2 Two fair six-sided dice with faces numbered 1, 2, 3, 4, 5, 6 are thrown and the two scores are noted. The difference between the two scores is defined as follows.
If the scores are equal the difference is zero.
If the scores are not equal the difference is the larger score minus the smaller score.
Find the expectation of the difference between the two scores.
3 Visitors to a Wildlife Park in Africa have independent probabilities of 0.9 of seeing giraffes, 0.95 of seeing elephants, 0.85 of seeing zebras and 0.1 of seeing lions.
Find the probability that a visitor to the Wildlife Park sees all these animals.
Find the probability that, out of 12 randomly chosen visitors, fewer than 3 see lions.
50 people independently visit the Wildlife Park. Find the mean and variance of the number of these people who see zebras.
4 Packets of rice are filled by a machine and have weights which are normally distributed with mean 1.04 kg and standard deviation 0.017 kg .
Find the probability that a randomly chosen packet weighs less than 1 kg .
How many packets of rice, on average, would the machine fill from 1000 kg of rice?
The factory manager wants to produce more packets of rice. He changes the settings on the machine so that the standard deviation is the same but the mean is reduced to \(\mu \mathrm { kg }\). With this mean the probability that a packet weighs less than 1 kg is 0.0388 .
Find the value of \(\mu\).
How many packets of rice, on average, would the machine now fill from 1000 kg of rice?
Find the number of different ways of arranging all nine letters of the word PINEAPPLE if no vowel (A, E, I) is next to another vowel.
A certain country has a cricket squad of 16 people, consisting of 7 batsmen, 5 bowlers, 2 allrounders and 2 wicket-keepers.
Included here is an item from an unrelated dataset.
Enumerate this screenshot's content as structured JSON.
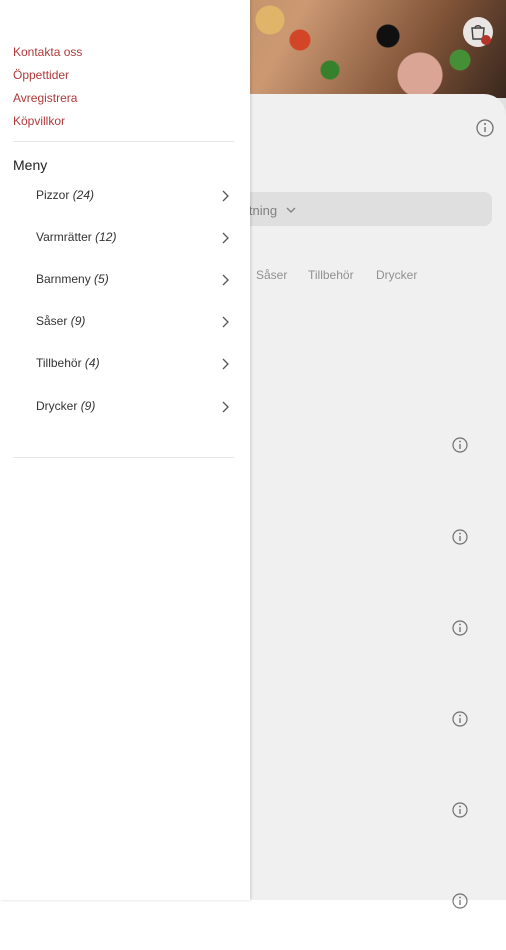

The manager chooses a team of 11 players consisting of 5 batsmen, 4 bowlers, 1 all-rounder and 1 wicket-keeper.
Find the number of different teams the manager can choose.
Find the number of different teams the manager can choose if one particular batsman refuses to be in the team when one particular bowler is in the team.
6 Deeti has 3 red pens and 1 blue pen in her left pocket and 3 red pens and 1 blue pen in her right pocket. 'Operation \(T\) ' consists of Deeti taking one pen at random from her left pocket and placing it in her right pocket, then taking one pen at random from her right pocket and placing it in her left pocket.
Find the probability that, when Deeti carries out operation \(T\), she takes a blue pen from her left pocket and then a blue pen from her right pocket.
The random variable \(X\) is the number of blue pens in Deeti's left pocket after carrying out operation \(T\).
Find \(\mathrm { P } ( X = 1 )\).
Given that the pen taken from Deeti's right pocket is blue, find the probability that the pen taken from Deeti's left pocket is blue.